The collaboration will be called the Center for National Nanotechnology Innovation & Commercialization and headquartered inside the new 250,000-square-foot NanoFab 300 East building, NanoCollege officials said.

John Pellegrino, director of the ARL Sensors and Electron Devices Directorate, said the Army hopes to use its new relationship with the university as a bridge to the many companies and organizations that already have research agreements with the college, such as International Sematech. He said over the next few weeks, ARL and the NanoCollege will define projects and goals for the collaboration.

“[The ARL] has a very large number of highly talented researchers who understand the Army and its needs and applications. When you couple that with [the NanoCollege’s professors and expertise] and the kinds of industrial partners one also sees here at Albany — that forms a very strong group,” Pellegrino said. “If you work just with an individual company, it can indeed form some powerful applications, but not when you’re getting into these very new domains that offer so much more.”

According to officials the partnership will use the existing budgets of both organizations and will not include, at least at first, any additional federal funding.

Kaloyeros said he hopes the collaboration will eventually grow to be as big as the Army’s partnership with the Massachusetts Institute of Technology.
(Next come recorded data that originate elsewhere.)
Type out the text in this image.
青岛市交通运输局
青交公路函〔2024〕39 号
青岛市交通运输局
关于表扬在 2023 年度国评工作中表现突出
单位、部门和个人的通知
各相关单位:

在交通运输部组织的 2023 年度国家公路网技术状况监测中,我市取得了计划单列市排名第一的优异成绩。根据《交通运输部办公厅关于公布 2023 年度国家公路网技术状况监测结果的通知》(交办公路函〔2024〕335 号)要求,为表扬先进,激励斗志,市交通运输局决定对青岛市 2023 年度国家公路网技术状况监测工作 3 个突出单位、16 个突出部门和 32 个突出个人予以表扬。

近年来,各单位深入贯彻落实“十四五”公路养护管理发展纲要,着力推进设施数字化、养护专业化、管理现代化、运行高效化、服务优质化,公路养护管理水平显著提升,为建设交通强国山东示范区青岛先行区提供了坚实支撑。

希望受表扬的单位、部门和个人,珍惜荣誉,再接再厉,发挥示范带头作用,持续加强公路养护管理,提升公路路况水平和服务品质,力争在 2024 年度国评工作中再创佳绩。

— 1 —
He said the Army’s research at MIT benefits from about $20 million in annual federal funding.

“What MIT has done on the materials and longer-term chemical aspects of nanotechnology we’re doing here with the devices [called] sensor-on-a-chip. Our hope is within the next few years we’ll have a center of equal or bigger size that compliments what’s going on at MIT,” he said.

Nanotechnology is manipulation of matter on the nanoscale. For perspective, one human hair is about 80,000 nanometers thick

Kaloyeros said the new partnership offers the Army an opportunity to build a major competitive edge in its use of nanotechnology-enhanced equipment.

“The whole idea is to have a soldier with army fatigues embedded with sensors that track the vital signs and basically follow what the soldier is seeing in the field and get real-time information of where the enemy is. It’s a real-time way to prepare the fighting force of the 21st century,” he said.

“In all candor, I believe the reason a lot of foreign companies are now doing their research in the U.S. is because what we’re doing, and the U.S. is doing, is 10 to 15 years ahead of any other country. That’s why quite a few of the partnerships, even in this new center, could involve quite a few European companies.”

Pellegrino said he becomes very excited talking about the possible military applications of nanotechnology, which could also benefit the civilian world.

“One can look at the medical perspective and think eventually of bandages that are printable, programmable and can sense things on the individual and dispense tailored [medications]. This technology is what will help us get to that kind of vision,” he said.

ARL researchers also envision Army robots made smarter and more agile than the current generation of drones used in Iraq.

“We would put nanotechnology integrated onto the skins of microrobots that would be able to do such things as go in and search buildings, autonomously, for any bad guys hiding behind walls ready to take out our soldiers or — in a natural disaster situation — [be able to] find people who are alive in the rubble,” Pellegrino said. “Some of the issues with sending past robots into rubble has been getting [information back] out. [With nano-enhanced microrobots] you could send signals through a chain of microrobots to, in effect, wirelessly get [information] out.”

The memorandum of understanding was signed during the second annual Convergence of International Research and Commercialization in Albany, known as CIRCA ’08.